The most obvious way to determinize the relation p => s is to treat program p as input, and string s as output. In other words, we can write a CoinPython interpreter that executes a program p with some source of randomness, and collects the output s that would have been printed to the console.

In the same file, implement such an interpreter:

@dataclass
class ProbablisticInterpreter:
    coin: Coin

    def run(self, p: Program) -> Optional[str]:
        # your code here

The return type annotation Optional[str] means that the function can return either a string (the fictional output that would have been printed to the console) or None (if the program raises an exception, e.g., due to a Raise()). Assume that each Print(msg) will just "print" the message as-is, without any trailing newline.

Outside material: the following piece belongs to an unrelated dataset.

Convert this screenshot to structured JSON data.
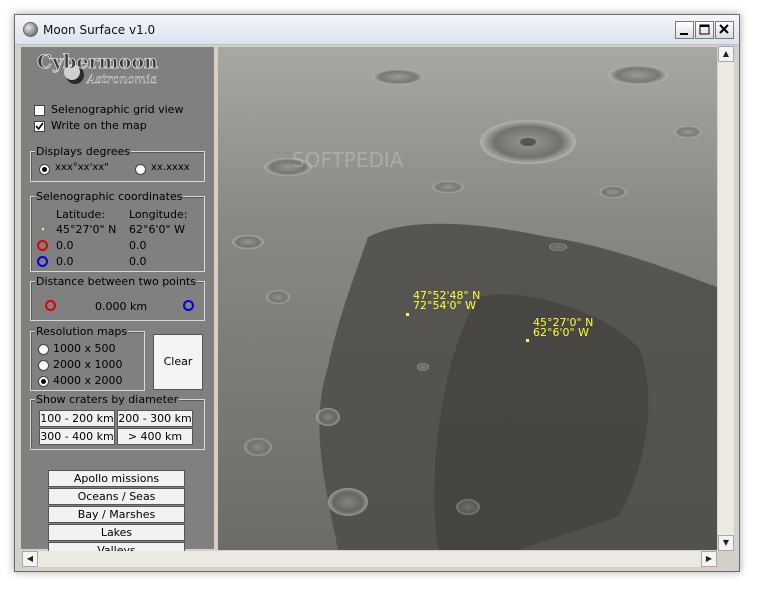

In deciding the truth values of coin tosses (for if (*) and while (*)), the interpreter should use the coin object via self.coin, which is an instance of the Coin class. The only method of Coin that you need to be aware of is flip, which returns either True or False:

@dataclass
class Coin:
    def flip(self) -> bool:
        ...

You can call the flip method using self.coin.flip(). The flip method simulates a coin toss, returning True for heads and False for tails.

For example, for the following CoinPython program:

if (*) { pass } else { print("okie"); print("dokie") }

the interpreter should return either the empty string "" (if the first coin toss is heads) or the string "okiedokie" (if the first coin toss is tails). You do not need to actually print the output to the console; just return it as a string.

Problem 4-B (✍️ written, 2 pts)

For every operational semantics rule of CoinPython, informally explain how your interpreter faithfully implements that rule using 1-2 sentences.